Il vescovo Lambiasi mette in evidenza il volto autentico e integrale di Gesù di Nazareth come una figura a tre dimensioni: l’umanità, la divinità e l’essere una sola persona umana e divina.
“Ma noi conosciamo veramente Gesù Cristo? Il Gesù che noi crediamo è il Christus totus, il Cristo intero, quale viene creduto e annunciato dalla Chiesa? – premette il Vescovo -. Basta rimuovere una di queste dimensioni e la figura di Cristo risulta inevitabilmente piatta, sfocata, irrimediabilmente deformata”.
È veramente uomo
I Vangeli non ci descrivono il volto di Gesù, ma una lettura attenta della Scrittura ci permette di coglierne alcuni tratti.
“Degli occhi di Gesù non conosciamo il colore, ma dovevano possedere una forza magnetica, doveva essere uno sguardo avvolgente e penetrante. Sguardo di tenerezza che si ferma sul giovane ricco – evidenzia monsignor Lambiasi -. Incontrare un personaggio simile doveva essere un’esperienza sconvolgente, letteralmente indimenticabile. L’evangelista Giovanni era molto giovane quando si trovò per la prima volta davanti a Gesù e più di cinquant’anni dopo, il quarto evangelista ricordava con esattezza l’ora precisa di quell’incontro che gli aveva scombinato la vita: “erano circa le quattro del pomeriggio” (Gv 1,39)”.
Un uomo si riconosce anche dal suo cuore. “Quello di Gesù è un cuore tenero e intransigente. Chi lo vuol seguire deve essere disposto a rompere i legami più sacri e deve lasciare anche casa, moglie, figli e campi. E più di una volta gli evangelisti lo sorprendono a piangere: alla vista di Gerusalemme, davanti alla tomba dell’amico Lazzaro.

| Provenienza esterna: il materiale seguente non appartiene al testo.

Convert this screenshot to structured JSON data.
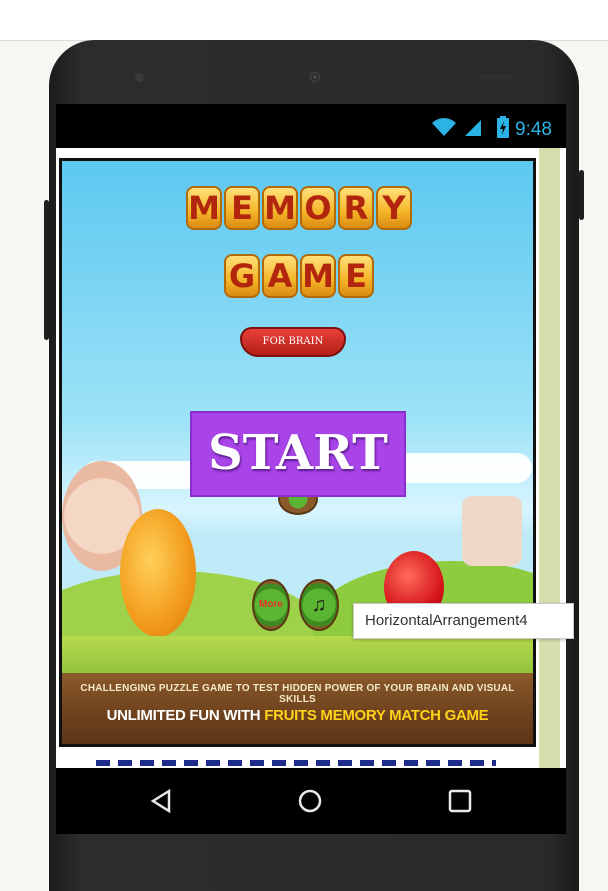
{
  "status_bar": {
    "time": "9:48",
    "icons": [
      "wifi-icon",
      "signal-icon",
      "battery-icon"
    ]
  },
  "game": {
    "title_row1": [
      "M",
      "E",
      "M",
      "O",
      "R",
      "Y"
    ],
    "title_row2": [
      "G",
      "A",
      "M",
      "E"
    ],
    "banner": "FOR BRAIN",
    "start_label": "START",
    "more_label": "More",
    "music_symbol": "♫",
    "tagline": "CHALLENGING PUZZLE GAME TO TEST HIDDEN POWER OF YOUR BRAIN AND VISUAL SKILLS",
    "slogan_prefix": "UNLIMITED FUN WITH ",
    "slogan_highlight": "FRUITS MEMORY MATCH GAME"
  },
  "tooltip": "HorizontalArrangement4",
  "nav_bar": [
    "back-icon",
    "home-icon",
    "recents-icon"
  ],
  "colors": {
    "start_button": "#a844e8",
    "status_accent": "#2bb3e6",
    "scroll_strip": "#d6deae"
  }
}
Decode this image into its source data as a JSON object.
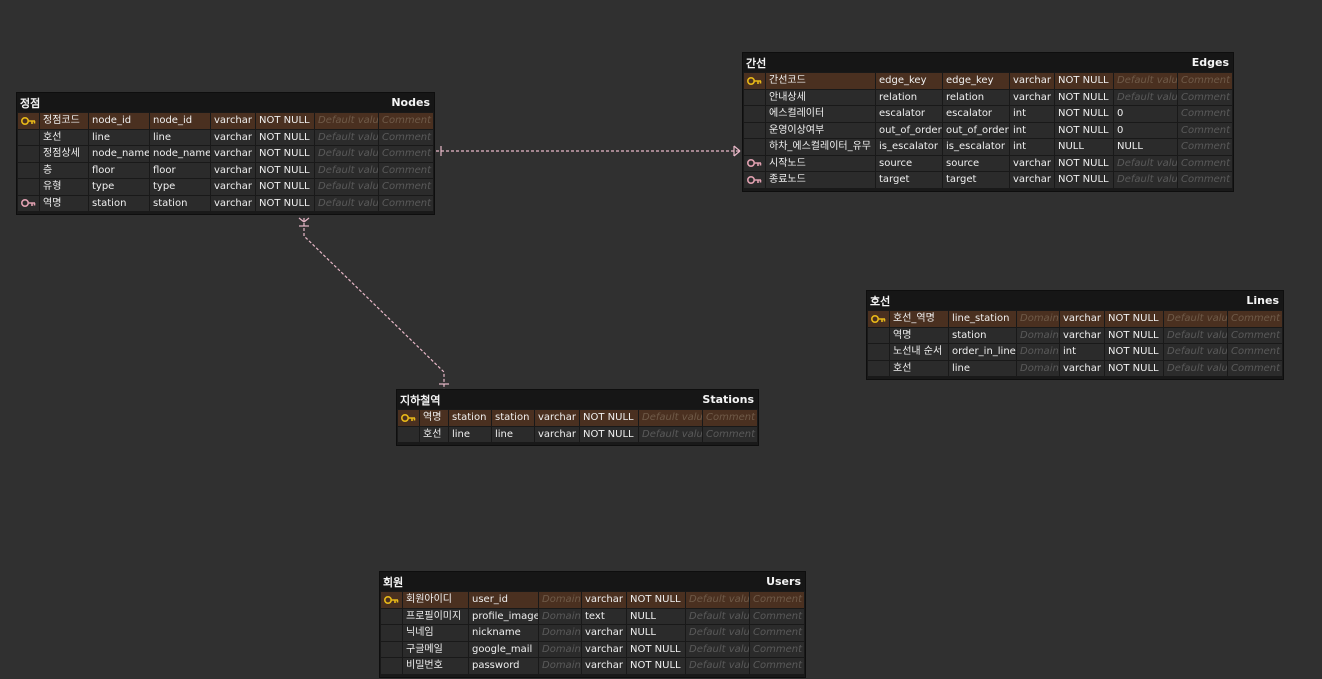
{
  "tables": [
    {
      "id": "nodes",
      "logical": "정점",
      "physical": "Nodes",
      "columns": [
        {
          "key": "pk",
          "logical": "정점코드",
          "physical": "node_id",
          "name": "node_id",
          "type": "varchar",
          "nullable": "NOT NULL",
          "default": "Default value",
          "comment": "Comment"
        },
        {
          "key": "",
          "logical": "호선",
          "physical": "line",
          "name": "line",
          "type": "varchar",
          "nullable": "NOT NULL",
          "default": "Default value",
          "comment": "Comment"
        },
        {
          "key": "",
          "logical": "정점상세",
          "physical": "node_name",
          "name": "node_name",
          "type": "varchar",
          "nullable": "NOT NULL",
          "default": "Default value",
          "comment": "Comment"
        },
        {
          "key": "",
          "logical": "층",
          "physical": "floor",
          "name": "floor",
          "type": "varchar",
          "nullable": "NOT NULL",
          "default": "Default value",
          "comment": "Comment"
        },
        {
          "key": "",
          "logical": "유형",
          "physical": "type",
          "name": "type",
          "type": "varchar",
          "nullable": "NOT NULL",
          "default": "Default value",
          "comment": "Comment"
        },
        {
          "key": "fk",
          "logical": "역명",
          "physical": "station",
          "name": "station",
          "type": "varchar",
          "nullable": "NOT NULL",
          "default": "Default value",
          "comment": "Comment"
        }
      ]
    },
    {
      "id": "edges",
      "logical": "간선",
      "physical": "Edges",
      "columns": [
        {
          "key": "pk",
          "logical": "간선코드",
          "physical": "edge_key",
          "name": "edge_key",
          "type": "varchar",
          "nullable": "NOT NULL",
          "default": "Default value",
          "comment": "Comment"
        },
        {
          "key": "",
          "logical": "안내상세",
          "physical": "relation",
          "name": "relation",
          "type": "varchar",
          "nullable": "NOT NULL",
          "default": "Default value",
          "comment": "Comment"
        },
        {
          "key": "",
          "logical": "에스컬레이터",
          "physical": "escalator",
          "name": "escalator",
          "type": "int",
          "nullable": "NOT NULL",
          "default": "0",
          "comment": "Comment"
        },
        {
          "key": "",
          "logical": "운영이상여부",
          "physical": "out_of_order",
          "name": "out_of_order",
          "type": "int",
          "nullable": "NOT NULL",
          "default": "0",
          "comment": "Comment"
        },
        {
          "key": "",
          "logical": "하차_에스컬레이터_유무",
          "physical": "is_escalator",
          "name": "is_escalator",
          "type": "int",
          "nullable": "NULL",
          "default": "NULL",
          "comment": "Comment"
        },
        {
          "key": "fk",
          "logical": "시작노드",
          "physical": "source",
          "name": "source",
          "type": "varchar",
          "nullable": "NOT NULL",
          "default": "Default value",
          "comment": "Comment"
        },
        {
          "key": "fk",
          "logical": "종료노드",
          "physical": "target",
          "name": "target",
          "type": "varchar",
          "nullable": "NOT NULL",
          "default": "Default value",
          "comment": "Comment"
        }
      ]
    },
    {
      "id": "lines",
      "logical": "호선",
      "physical": "Lines",
      "columns": [
        {
          "key": "pk",
          "logical": "호선_역명",
          "physical": "line_station",
          "domain": "Domain",
          "type": "varchar",
          "nullable": "NOT NULL",
          "default": "Default value",
          "comment": "Comment"
        },
        {
          "key": "",
          "logical": "역명",
          "physical": "station",
          "domain": "Domain",
          "type": "varchar",
          "nullable": "NOT NULL",
          "default": "Default value",
          "comment": "Comment"
        },
        {
          "key": "",
          "logical": "노선내 순서",
          "physical": "order_in_line",
          "domain": "Domain",
          "type": "int",
          "nullable": "NOT NULL",
          "default": "Default value",
          "comment": "Comment"
        },
        {
          "key": "",
          "logical": "호선",
          "physical": "line",
          "domain": "Domain",
          "type": "varchar",
          "nullable": "NOT NULL",
          "default": "Default value",
          "comment": "Comment"
        }
      ]
    },
    {
      "id": "stations",
      "logical": "지하철역",
      "physical": "Stations",
      "columns": [
        {
          "key": "pk",
          "logical": "역명",
          "physical": "station",
          "name": "station",
          "type": "varchar",
          "nullable": "NOT NULL",
          "default": "Default value",
          "comment": "Comment"
        },
        {
          "key": "",
          "logical": "호선",
          "physical": "line",
          "name": "line",
          "type": "varchar",
          "nullable": "NOT NULL",
          "default": "Default value",
          "comment": "Comment"
        }
      ]
    },
    {
      "id": "users",
      "logical": "회원",
      "physical": "Users",
      "columns": [
        {
          "key": "pk",
          "logical": "회원아이디",
          "physical": "user_id",
          "domain": "Domain",
          "type": "varchar",
          "nullable": "NOT NULL",
          "default": "Default value",
          "comment": "Comment"
        },
        {
          "key": "",
          "logical": "프로필이미지",
          "physical": "profile_image",
          "domain": "Domain",
          "type": "text",
          "nullable": "NULL",
          "default": "Default value",
          "comment": "Comment"
        },
        {
          "key": "",
          "logical": "닉네임",
          "physical": "nickname",
          "domain": "Domain",
          "type": "varchar",
          "nullable": "NULL",
          "default": "Default value",
          "comment": "Comment"
        },
        {
          "key": "",
          "logical": "구글메일",
          "physical": "google_mail",
          "domain": "Domain",
          "type": "varchar",
          "nullable": "NOT NULL",
          "default": "Default value",
          "comment": "Comment"
        },
        {
          "key": "",
          "logical": "비밀번호",
          "physical": "password",
          "domain": "Domain",
          "type": "varchar",
          "nullable": "NOT NULL",
          "default": "Default value",
          "comment": "Comment"
        }
      ]
    }
  ],
  "relations": [
    {
      "from": "nodes",
      "to": "edges"
    },
    {
      "from": "nodes",
      "to": "stations"
    }
  ],
  "colors": {
    "canvas": "#303030",
    "pk_row": "#4a3020",
    "pk_icon": "#e8b818",
    "fk_icon": "#e0a0b0",
    "relation_line": "#e8b8c8"
  }
}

È un cuore autorevole e umile. Gesù è un vero capo: sa esigere, comandare, organizzare. Inoltre ha un cuore che combina insieme austerità e gioia di vivere. Lo vediamo digiunare per un lungo periodo nel deserto. Ma non è un triste masochista o un pedante moralista: a forza di frequentare quelle che i benpensanti ritengono cattive compagnie, finisce per farsi prendere per “un mangione e un beone”. E per il regno di Dio non sa trovare immagine più espressiva che quella di un festoso banchetto.

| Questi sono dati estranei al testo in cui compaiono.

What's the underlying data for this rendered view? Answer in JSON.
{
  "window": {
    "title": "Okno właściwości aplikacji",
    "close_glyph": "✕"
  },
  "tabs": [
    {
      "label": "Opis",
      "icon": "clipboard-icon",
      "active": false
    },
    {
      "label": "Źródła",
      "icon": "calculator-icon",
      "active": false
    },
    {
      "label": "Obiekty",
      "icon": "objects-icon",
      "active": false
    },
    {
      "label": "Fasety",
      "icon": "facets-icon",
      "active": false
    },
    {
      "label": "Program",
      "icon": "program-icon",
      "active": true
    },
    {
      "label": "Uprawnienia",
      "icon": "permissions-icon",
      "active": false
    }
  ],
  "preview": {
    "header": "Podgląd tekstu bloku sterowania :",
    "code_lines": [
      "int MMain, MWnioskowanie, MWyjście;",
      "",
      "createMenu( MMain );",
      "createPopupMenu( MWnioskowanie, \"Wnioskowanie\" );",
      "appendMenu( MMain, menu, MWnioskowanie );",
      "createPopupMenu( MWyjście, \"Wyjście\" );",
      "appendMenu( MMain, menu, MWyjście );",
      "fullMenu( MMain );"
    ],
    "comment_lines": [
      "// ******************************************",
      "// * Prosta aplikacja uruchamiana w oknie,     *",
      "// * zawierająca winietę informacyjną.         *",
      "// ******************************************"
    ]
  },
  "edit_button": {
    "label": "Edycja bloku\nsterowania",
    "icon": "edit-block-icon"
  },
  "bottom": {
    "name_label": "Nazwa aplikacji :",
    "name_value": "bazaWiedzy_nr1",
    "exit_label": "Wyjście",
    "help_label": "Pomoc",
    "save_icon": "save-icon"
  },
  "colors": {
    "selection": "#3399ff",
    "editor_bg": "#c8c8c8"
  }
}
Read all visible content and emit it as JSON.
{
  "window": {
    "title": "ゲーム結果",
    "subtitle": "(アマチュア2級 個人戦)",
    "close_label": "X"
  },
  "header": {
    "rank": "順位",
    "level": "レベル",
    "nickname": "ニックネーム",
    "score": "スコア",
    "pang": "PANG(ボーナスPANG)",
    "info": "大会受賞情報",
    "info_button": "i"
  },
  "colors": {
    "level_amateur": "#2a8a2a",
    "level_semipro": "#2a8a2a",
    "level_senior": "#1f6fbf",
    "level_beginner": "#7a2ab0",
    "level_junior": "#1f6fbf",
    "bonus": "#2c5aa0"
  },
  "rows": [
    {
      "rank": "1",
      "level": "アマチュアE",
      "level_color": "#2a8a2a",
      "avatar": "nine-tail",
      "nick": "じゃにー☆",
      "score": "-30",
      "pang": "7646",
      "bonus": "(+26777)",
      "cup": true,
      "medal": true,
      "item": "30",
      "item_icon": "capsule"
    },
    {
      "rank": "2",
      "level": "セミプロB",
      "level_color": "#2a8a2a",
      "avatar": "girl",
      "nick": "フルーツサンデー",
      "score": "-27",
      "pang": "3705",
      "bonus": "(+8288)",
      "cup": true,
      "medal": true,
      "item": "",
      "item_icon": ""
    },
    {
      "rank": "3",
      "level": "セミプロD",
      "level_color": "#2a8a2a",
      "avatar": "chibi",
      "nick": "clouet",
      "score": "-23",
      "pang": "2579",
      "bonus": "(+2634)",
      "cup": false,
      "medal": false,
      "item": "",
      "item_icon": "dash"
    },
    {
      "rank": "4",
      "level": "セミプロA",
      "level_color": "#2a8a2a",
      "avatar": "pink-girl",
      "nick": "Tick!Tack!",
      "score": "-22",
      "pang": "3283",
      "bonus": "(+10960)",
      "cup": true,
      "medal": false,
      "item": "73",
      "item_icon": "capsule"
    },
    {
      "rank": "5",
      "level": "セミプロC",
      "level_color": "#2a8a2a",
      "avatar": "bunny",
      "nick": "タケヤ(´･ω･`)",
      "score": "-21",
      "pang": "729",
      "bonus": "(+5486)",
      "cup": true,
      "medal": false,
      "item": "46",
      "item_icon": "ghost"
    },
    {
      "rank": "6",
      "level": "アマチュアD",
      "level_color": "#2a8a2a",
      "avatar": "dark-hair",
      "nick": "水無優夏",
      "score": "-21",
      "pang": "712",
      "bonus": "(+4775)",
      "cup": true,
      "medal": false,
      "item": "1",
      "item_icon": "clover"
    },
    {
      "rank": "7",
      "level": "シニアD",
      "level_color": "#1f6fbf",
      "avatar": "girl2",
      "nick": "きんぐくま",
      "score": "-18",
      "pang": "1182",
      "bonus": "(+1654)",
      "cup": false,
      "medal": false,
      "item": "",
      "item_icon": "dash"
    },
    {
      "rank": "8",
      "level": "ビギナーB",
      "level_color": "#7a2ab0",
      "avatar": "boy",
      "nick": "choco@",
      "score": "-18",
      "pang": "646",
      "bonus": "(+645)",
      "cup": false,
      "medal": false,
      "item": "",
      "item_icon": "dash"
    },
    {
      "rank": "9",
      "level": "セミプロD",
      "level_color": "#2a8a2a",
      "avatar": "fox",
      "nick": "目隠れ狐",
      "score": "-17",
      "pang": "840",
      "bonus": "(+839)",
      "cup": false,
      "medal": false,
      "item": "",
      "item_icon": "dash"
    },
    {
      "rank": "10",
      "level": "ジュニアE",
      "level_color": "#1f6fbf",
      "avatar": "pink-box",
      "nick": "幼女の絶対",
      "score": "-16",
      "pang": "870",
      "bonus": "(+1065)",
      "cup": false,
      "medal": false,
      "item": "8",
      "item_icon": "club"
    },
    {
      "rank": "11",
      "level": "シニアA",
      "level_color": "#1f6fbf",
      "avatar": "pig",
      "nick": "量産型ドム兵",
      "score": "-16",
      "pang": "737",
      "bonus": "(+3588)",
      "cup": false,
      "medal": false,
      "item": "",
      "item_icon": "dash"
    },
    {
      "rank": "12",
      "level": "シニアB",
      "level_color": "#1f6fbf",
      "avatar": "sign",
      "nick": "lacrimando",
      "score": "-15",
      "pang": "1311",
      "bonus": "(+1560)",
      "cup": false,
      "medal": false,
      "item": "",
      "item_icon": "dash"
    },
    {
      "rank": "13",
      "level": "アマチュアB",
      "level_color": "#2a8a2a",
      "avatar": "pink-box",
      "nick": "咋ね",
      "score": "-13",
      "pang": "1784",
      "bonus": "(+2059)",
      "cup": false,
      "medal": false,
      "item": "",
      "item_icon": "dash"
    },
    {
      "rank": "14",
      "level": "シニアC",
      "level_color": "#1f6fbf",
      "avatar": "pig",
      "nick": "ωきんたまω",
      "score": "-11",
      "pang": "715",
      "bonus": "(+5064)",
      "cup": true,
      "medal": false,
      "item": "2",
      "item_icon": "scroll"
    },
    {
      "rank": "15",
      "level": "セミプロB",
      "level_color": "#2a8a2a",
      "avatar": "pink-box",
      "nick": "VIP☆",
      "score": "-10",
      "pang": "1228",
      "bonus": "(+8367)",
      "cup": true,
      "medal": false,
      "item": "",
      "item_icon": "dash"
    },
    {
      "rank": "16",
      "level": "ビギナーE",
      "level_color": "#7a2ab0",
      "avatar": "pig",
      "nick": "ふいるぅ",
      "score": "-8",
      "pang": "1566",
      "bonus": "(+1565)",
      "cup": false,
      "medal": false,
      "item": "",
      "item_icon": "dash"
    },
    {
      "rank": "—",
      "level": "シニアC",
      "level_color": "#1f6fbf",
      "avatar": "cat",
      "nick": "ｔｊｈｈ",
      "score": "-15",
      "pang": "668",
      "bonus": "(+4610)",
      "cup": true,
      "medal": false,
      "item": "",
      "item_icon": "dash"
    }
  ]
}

Conoscerà compassione per i malati e misericordia per i traviati, sentirà rabbia di fronte all’impermeabile ostinazione dei farisei, proverà tenerezza per i bambini, sperimenterà angoscia e terrore di fronte alla morte.
Non prendere sul serio le pagine evangeliche significa ridurre Gesù ad un “super-man” o ad un attore divino che gioca a recitare la parte dell’uomo senza assumere realmente, sensibilmente, corporalmente tutta la drammatica fragilità della carne umana. Al posto di un Dio vivente fatto uomo, ci ritroveremmo fatalmente tra le mani un’idea evanescente di Dio fatta dall’uomo”.
Perfettamente Dio
La seconda dimensione della persona di Gesù è la divinità
“Chi nega che egli sia anche vero Dio e contemporaneamente lo ammira e lo esalta come il più umano degli uomini, cade nell’abbaglio più tragico che la storia abbia mai conosciuto perché Gesù ha preteso di essere il Figlio di Dio in persona, e dunque o sono vere le sue parole o hanno fatto bene i soldati del pretorio a deriderlo come pazzo e le autorità ebraiche e romane a farlo fuori.
Gesù ha accampato delle pretese straordinarie, umanamente esorbitanti. Ha manifestato, tramite il suo agire, di essere il Salvatore.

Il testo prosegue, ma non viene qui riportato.